F. Making It Bipartite
time limit per test
4 seconds
memory limit per test
512 megabytes
input
standard input
output
standard output

You are given an undirected graph of $n$ vertices indexed from $1$ to $n$, where vertex $i$ has a value $a_i$ assigned to it and all values $a_i$ are different. There is an edge between two vertices $u$ and $v$ if either $a_u$ divides $a_v$ or $a_v$ divides $a_u$.

Find the minimum number of vertices to remove such that the remaining graph is bipartite, when you remove a vertex you remove all the edges incident to it.

Input

The input consists of multiple test cases. The first line contains a single integer $t$ ($1 \le t \le 10^4$) — the number of test cases.
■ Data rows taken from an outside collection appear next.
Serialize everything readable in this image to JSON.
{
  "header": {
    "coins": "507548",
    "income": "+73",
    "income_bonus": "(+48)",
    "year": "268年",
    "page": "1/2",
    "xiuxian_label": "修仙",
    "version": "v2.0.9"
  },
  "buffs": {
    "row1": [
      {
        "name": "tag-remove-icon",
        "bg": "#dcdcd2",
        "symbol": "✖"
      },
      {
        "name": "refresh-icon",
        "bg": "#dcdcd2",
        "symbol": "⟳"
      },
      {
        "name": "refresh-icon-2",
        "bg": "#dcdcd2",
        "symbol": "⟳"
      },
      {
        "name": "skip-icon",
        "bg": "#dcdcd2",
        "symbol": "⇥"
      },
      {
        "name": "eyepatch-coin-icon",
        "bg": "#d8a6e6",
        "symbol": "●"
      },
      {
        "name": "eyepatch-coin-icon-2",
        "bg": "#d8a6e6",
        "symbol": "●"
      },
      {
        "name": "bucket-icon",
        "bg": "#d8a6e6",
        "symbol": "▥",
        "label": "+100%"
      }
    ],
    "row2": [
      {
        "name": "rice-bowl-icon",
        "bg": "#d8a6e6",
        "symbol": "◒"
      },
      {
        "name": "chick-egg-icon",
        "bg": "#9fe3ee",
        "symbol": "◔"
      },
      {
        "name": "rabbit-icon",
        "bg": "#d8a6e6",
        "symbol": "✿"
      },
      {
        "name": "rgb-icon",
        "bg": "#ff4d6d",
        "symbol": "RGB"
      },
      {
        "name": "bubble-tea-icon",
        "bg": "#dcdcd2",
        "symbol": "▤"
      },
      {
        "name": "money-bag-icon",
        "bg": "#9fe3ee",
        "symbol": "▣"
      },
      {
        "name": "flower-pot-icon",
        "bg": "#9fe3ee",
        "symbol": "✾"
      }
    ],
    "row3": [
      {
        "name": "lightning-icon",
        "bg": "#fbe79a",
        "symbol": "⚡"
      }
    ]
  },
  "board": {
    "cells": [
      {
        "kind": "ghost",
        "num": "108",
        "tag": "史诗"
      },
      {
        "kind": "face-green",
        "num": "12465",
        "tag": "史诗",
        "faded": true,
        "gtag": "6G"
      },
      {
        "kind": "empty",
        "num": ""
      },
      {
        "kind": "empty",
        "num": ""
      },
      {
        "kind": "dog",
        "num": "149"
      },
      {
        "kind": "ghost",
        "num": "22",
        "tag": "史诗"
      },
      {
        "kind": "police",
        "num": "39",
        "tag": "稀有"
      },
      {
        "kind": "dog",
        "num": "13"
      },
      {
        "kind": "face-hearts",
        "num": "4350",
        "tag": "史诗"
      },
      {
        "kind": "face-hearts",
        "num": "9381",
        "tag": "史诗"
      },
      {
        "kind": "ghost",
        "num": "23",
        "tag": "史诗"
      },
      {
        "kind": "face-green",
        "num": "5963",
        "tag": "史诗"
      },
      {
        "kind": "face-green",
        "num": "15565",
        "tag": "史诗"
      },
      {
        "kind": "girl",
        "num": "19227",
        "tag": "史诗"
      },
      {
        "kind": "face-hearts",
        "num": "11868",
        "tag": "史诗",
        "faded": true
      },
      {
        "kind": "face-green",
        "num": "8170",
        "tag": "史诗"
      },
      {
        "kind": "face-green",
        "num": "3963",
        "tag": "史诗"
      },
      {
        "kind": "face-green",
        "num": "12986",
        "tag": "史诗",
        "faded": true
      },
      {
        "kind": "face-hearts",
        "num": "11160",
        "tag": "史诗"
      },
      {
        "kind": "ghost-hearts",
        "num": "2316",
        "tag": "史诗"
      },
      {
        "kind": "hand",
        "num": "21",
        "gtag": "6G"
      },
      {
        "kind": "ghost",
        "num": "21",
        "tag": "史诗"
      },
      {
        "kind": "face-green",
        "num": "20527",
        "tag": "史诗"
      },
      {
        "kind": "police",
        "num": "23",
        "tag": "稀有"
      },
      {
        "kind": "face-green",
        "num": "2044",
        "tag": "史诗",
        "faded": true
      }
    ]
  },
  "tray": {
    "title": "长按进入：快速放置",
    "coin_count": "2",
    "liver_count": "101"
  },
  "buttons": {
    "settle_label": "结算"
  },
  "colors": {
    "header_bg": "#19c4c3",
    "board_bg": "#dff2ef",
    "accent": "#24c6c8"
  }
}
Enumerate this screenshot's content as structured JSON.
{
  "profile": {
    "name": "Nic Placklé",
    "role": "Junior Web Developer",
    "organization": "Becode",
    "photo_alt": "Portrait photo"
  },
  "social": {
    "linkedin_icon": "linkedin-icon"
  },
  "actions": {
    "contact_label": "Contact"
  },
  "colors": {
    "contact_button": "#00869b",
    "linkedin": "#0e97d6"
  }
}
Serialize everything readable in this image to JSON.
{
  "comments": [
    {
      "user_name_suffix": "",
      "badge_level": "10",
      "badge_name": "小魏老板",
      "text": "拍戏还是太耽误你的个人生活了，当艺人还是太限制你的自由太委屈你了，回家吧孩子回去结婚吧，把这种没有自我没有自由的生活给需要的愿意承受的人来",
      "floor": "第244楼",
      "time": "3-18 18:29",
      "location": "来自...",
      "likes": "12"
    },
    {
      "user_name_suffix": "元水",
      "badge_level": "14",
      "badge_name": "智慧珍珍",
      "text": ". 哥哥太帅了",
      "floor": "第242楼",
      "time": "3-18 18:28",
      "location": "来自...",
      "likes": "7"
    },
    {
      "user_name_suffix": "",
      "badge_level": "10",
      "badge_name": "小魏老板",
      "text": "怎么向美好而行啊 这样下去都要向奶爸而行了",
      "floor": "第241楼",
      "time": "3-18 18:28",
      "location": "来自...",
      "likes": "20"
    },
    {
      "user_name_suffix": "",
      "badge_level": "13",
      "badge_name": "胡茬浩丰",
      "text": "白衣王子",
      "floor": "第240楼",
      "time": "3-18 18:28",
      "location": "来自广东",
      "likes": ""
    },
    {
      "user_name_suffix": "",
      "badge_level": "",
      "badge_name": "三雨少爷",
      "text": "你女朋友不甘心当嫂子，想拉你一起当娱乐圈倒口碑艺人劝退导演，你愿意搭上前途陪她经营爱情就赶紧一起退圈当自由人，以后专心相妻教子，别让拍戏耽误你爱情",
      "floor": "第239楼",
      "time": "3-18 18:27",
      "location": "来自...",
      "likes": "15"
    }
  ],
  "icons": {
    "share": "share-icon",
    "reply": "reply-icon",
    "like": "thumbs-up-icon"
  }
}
Description of the test cases follows.

The first line of each test case contains a single integer $n$ ($1 \le n \le 5\cdot10^4$) — the number of vertices in the graph.

The second line of each test case contains $n$ integers, the $i$-th of them is the value $a_i$ ($1 \le a_i \le 5\cdot10^4$) assigned to the $i$-th vertex, all values $a_i$ are different.

It is guaranteed that the sum of $n$ over all test cases does not exceed $5\cdot10^4$.

Output

For each test case print a single integer — the minimum number of vertices to remove such that the remaining graph is bipartite.

Example
Input
4
4
8 4 2 1
4
30 2 3 5
5
12 4 6 2 3
10
85 195 5 39 3 13 266 154 14 2

Output
2
0
1
2

Note

In the first test case if we remove the vertices with values $1$ and $2$ we will obtain a bipartite graph, so the answer is $2$, it is impossible to remove less than $2$ vertices and still obtain a bipartite graph.

 Before After
test case #1

In the second test case we do not have to remove any vertex because the graph is already bipartite, so the answer is $0$.

 Before After
test case #2

In the third test case we only have to remove the vertex with value $12$, so the answer is $1$.

 Before After
test case #3

In the fourth test case we remove the vertices with values $2$ and $195$, so the answer is $2$.